What's the matter with my mother? Is she crazy? I have this feeling that the world has tipped sideways, and I reach out for something to steady myself. This person is not family. Not ours. She's part of my father's life from before. The life he didn't want anymore.

At exactly two o'clock, we take our seats. Mom, me, Claire and
her
, all in that front seat.

The words of the service blur in my mind. I hear the minister say something about faith and God's plan for us. I let the words come into my head without paying attention to them. I'm not talking to God right now. Not talking. Not listening. He let this happen. I concentrate on breathing steadily. In and out. I'm not going to cry. I don't know why that's so important, but it is.

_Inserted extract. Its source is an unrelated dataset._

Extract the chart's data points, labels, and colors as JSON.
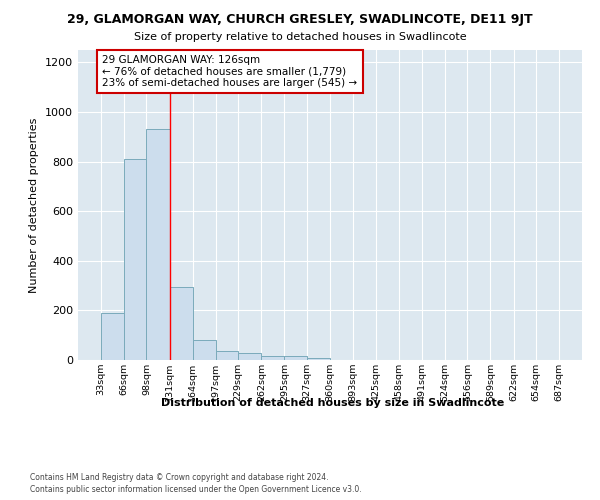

And then it's over. We're in the lounge waiting for everyone to leave the chapel. I sit by myself on a couch along the end wall. The cushions are too squishy. Mr. Rosborough is talking to my mother. I can't make out the words, but she's nodding. I think that's all we've done today, nod and mumble.

Mom comes across the room and sits on the edge of the couch next to me. “Are we going now?” I ask her.

“Not yet.” She puts one of her hands over mine. It's still very cold. “D'Arcy, would you like to see him? Before we go.”

I almost say, “See who?” But even as a part of my brain is thinking that, another part realizes that she's talking about my dad.

“He looks nice, D'Arcy. Just like he was sleeping.”

I yank my hand away. He's dead. How can he look nice?
Don't think about it.

“No,” I say. My voice is loud. She looks hurt, but I can't care about that right now.

“All right. That's all right.” She lifts a hand toward my face, then hesitates and pulls it back. “We'll be leaving soon,” she says as she gets to her feet.

I watch her go over to Claire. I wonder if she's saying the same thing to her. Mom looks back at me then. I look away fast. I stare at the wallpaper. It's the same paper as in the chapel, some sort of fuzzy burgundy design like palm fronds. It looks like something that belongs in a restaurant.

Everything feels wrong. Ever since that police officer came to the door, it's as if real time, real life, has stopped. There's a whole piece of my life after that that's missing. I don't know what happened to it.

five

We drive home in silence. It's raining, big fat drops that splatter on the windshield like tears.

Almost everyone comes back to the house after the service. People have been bringing food for days. I'd wondered how we were ever going to eat it all. I don't think that's going to be a problem anymore.

There are trays of sandwiches with no crusts cut in fingers and little triangles and even perfectly round circles. There's a platter of ham and one of turkey. There are two kinds of coleslaw and three of potato salad, plus enough rolls for the minister to recreate the miracle of the loaves and fishes right here in our kitchen. At least the loaves part.